The 'agents.md' file is an open format that functions like a README, but specifically for AI agents. It provides a dedicated, predictable place to store context and instructions, ensuring the AI consistently follows rules for commits, tests, and project setup across all your repositories.

Move beyond the prompt by creating local folders containing brand guidelines, founder writing samples, ICP lists, and case studies. When your AI agent can access these files, its output transforms from generic to highly usable and on-brand, dramatically improving quality.

AI agents have limited context windows and "forget" earlier instructions. To solve this, generate PRDs (e.g., master plan, design guidelines) and a task list. Then, instruct the agent to reference these documents before every action, effectively creating a persistent, dynamic source of truth for the project.

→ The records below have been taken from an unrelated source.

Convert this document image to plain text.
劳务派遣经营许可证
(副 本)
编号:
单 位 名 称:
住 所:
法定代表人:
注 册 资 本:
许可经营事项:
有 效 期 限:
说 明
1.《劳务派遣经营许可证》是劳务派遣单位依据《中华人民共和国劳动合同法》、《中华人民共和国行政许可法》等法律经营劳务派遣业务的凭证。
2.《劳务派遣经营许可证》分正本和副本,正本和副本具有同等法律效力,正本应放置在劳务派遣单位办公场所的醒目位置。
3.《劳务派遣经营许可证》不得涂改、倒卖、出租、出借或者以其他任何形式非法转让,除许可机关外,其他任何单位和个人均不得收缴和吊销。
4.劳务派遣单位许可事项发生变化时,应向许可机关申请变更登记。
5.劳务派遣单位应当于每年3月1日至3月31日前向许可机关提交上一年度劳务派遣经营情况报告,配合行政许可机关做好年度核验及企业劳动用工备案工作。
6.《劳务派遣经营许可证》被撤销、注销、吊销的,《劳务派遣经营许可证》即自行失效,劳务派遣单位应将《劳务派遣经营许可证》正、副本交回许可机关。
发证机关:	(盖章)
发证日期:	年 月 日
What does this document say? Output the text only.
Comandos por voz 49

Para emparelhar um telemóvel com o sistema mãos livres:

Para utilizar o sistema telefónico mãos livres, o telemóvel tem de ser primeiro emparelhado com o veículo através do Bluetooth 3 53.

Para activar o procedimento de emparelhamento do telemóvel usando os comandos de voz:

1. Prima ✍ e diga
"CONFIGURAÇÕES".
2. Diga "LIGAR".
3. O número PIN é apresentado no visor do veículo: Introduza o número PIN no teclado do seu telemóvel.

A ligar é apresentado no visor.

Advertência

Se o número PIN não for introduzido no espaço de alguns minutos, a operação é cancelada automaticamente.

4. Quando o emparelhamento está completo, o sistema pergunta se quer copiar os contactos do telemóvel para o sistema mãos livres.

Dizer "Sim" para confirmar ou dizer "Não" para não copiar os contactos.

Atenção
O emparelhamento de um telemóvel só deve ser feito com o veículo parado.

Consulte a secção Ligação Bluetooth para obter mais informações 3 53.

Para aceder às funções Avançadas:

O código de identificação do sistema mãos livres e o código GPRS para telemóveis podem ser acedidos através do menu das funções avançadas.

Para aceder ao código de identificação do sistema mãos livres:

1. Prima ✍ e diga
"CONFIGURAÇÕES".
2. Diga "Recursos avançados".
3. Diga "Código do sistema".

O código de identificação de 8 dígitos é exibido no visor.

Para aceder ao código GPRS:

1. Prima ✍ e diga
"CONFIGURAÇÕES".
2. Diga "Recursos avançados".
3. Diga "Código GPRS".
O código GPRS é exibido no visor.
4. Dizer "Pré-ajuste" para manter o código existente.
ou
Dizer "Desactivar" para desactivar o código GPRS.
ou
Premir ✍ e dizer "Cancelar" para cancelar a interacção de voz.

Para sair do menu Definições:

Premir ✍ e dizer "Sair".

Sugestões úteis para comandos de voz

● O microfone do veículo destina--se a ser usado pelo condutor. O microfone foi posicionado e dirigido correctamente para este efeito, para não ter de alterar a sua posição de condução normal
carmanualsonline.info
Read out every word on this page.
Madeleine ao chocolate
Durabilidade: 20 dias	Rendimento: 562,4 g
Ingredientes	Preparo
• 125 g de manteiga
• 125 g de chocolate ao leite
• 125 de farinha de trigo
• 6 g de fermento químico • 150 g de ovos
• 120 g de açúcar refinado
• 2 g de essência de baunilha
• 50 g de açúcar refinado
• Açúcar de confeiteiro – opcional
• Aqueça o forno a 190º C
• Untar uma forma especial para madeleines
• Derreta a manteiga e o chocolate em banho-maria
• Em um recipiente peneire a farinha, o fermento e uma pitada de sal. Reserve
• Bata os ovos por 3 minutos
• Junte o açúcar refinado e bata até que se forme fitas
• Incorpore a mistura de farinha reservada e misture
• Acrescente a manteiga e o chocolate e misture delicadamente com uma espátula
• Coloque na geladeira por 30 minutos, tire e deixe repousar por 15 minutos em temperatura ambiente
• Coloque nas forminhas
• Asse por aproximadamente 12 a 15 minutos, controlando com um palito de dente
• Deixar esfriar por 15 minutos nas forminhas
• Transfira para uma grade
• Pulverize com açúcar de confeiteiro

Notion's team uses a `claude.md` file in their repo root to provide global instructions (e.g., tech stack) to their AI assistant. A git-ignored `claude.local.md` file is then used by each developer to provide personal context, like their username, which prevents the AI from modifying others' work.

Instead of uploading brand guides for every new AI task, use Claude's "Skills" feature to create a persistent knowledge base. This allows the AI to access core business information like brand voice or design kits across all projects, saving time and ensuring consistency.